Like books, like songs, films can become a defining moment in our respective trajectories. Looking back now, I suspect Donnie Darko had such a mesmerizing effect on me because of where I was and what was going on in my life at the time I had it pore into my senses in the cavernous dark of the Red Vic. After the film finished, I remember stepping out into the foggy night with this deep, weighty veil of sadness consuming me. Although I was back out into the world, I was still in the realm of the film I had just experienced (if that makes any sense). I remember unlocking my bike and riding down Haight Street back toward my home in the Mission in a state of befuddlement. For a good minute or two, I cycled down the street with a completely distracted mind. A few films have had that effect on me, where I’m so moved and emotional and saddened and fragile that I (ideally) don’t want to talk to anyone for at least an hour while the film courses out of me. (Pan’s Labyrinth, Capote, The Diving Bell and the Butterfly, The Lives of Others, In the Mood for Love, and Moonlight also come to mind.) But I think Donnie Darko might have weaved such a spell harder than any other film that night in my life.

2. Get Out
Regal Jack London – Oakland, CA

Ah, now this was a fun watch. A fucking thrilling watch. I saw it with a fellow cinephile I had befriended from Saint Mary’s. We were both hyped to watch this film. My Facebook feed had blown up the week or so before with a bunch of FB friends—mostly fellow writers of color—raving about it. And yet, Jordan Peele’s film managed to surpass my lofty expectations and a lot of it has to do with the fact that I saw this film in my beloved Oakland in a house packed with black folks and other people of color. It was undoubtedly the most righteous environment possible to watch Get Out. The audience laughed at all the uncomfortable moments when a more white, politically correct audience (in, say, Berkeley or present-day San Francisco) would have probably sat quietly because they were either unsure if it was meant to be funny or because they couldn’t understand that it is funny. Towards the end of the film, the crowd was like a single mass; we were all enraptured in the film’s spell, and I remember several audience members were loudly saying stuff like, “Kill that white girl!” or “You better not look in there!” Everything I was thinking as I sat and watched the film was being said aloud by others in real-time and it was exhilarating and borderline cathartic to go through all the motions and painful truths that film brilliantly unveils.

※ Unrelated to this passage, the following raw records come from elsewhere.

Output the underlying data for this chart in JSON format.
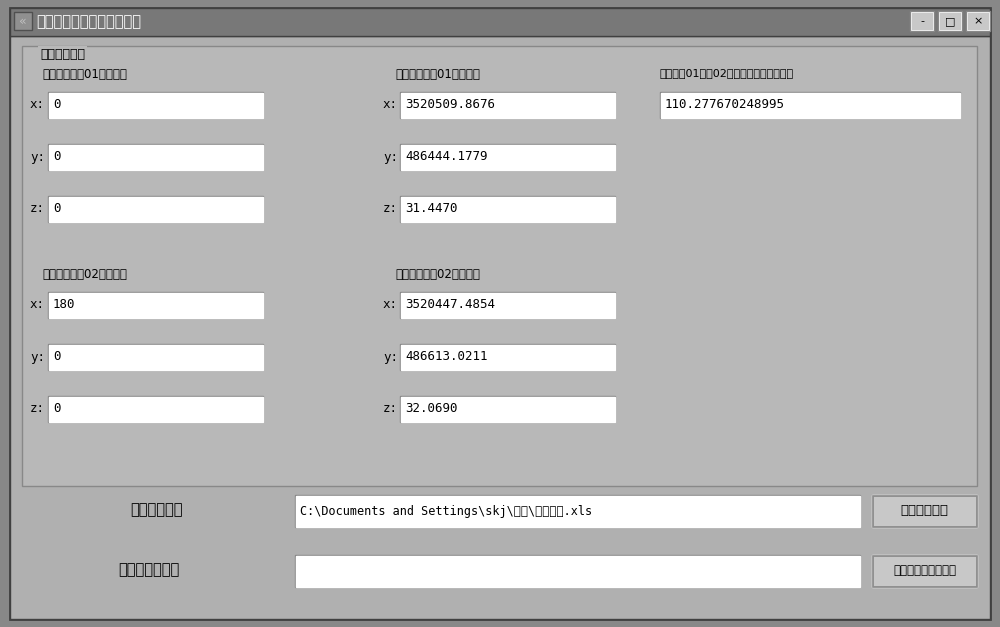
{
  "title": "中铁四局拱肋坐标转换程序",
  "section_title": "原始数据输入",
  "col1_title1": "原坐标系拱脚01点坐标：",
  "col2_title1": "新坐标系拱脚01点坐标：",
  "col3_title1": "新坐标系01点至02点坐标方位角（度）：",
  "col1_title2": "原坐标系拱脚02点坐标：",
  "col2_title2": "新坐标系拱脚02点坐标：",
  "orig_01_x": "0",
  "orig_01_y": "0",
  "orig_01_z": "0",
  "new_01_x": "3520509.8676",
  "new_01_y": "486444.1779",
  "new_01_z": "31.4470",
  "angle": "110.277670248995",
  "orig_02_x": "180",
  "orig_02_y": "0",
  "orig_02_z": "0",
  "new_02_x": "3520447.4854",
  "new_02_y": "486613.0211",
  "new_02_z": "32.0690",
  "import_label": "导入数据路径",
  "save_label": "保存新数据路径",
  "import_path": "C:\\Documents and Settings\\skj\\桌面\\原始数据.xls",
  "btn1_text": "选择原始数据",
  "btn2_text": "转化为新坐标系坐标",
  "bg_outer": "#888888",
  "bg_window": "#b0b0b0",
  "bg_titlebar": "#707070",
  "bg_panel": "#b8b8b8",
  "bg_input": "#ffffff",
  "bg_button": "#c8c8c8",
  "color_text": "#000000",
  "color_title_text": "#ffffff"
}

To boot, it’s a great feeling to step out of a theater knowing you were fortunate enough to have just witnessed a cinematic masterpiece on the big screen where films are meant to be seen.

1. A Clockwork Orange
Smith Rafael Film Center – San Rafael, CA

In 1999, I was just twenty years old. A mere pube. (In fact, I lost my virginity that year.) Endowed with the gusto of youth, I was at the height of my adoration for Stanley Kubrick and A Clockwork Orange was my favorite of his films. (And it probably still is.) At that time of my life I was beginning to more fully explore, which meant I was getting away from the doldrums of Tri-City suburbia and discovering places like downtown Berkeley (Telegraph Avenue!: Cody’s Books! Rasputin Music!) and San Francisco. Driving 50 miles and crossing a bridge I had never known before in order to see my favorite film at the time with a dear friend was exactly the type of thing I should have been doing at that juncture in my life.

And watching A Clockwork Orange in a theater was cool (or “horrorshow,” dare I say). Although I had seen the film enough times to memorize many of Alex’s most excellent lines, seeing it on the big screen for the first time was like seeing it anew because I was able to clearly see so many little things I couldn’t have noticed before, viewing it on a television. (This was at a time before flat-screen TVs reigned over domestic settings.) Plus, and this was unexpected—though it shouldn’t have been—but the theater was teeming with fellow young droogies who also knew many of the lines, oh my brothers. And it was fucking awesome to hear them match Alex’s lines, word for word, line by line, tone by tone, and it was pretty neat to feel comfortable enough to say them aloud myself in a form of loving tribute to this truly horrorshow film.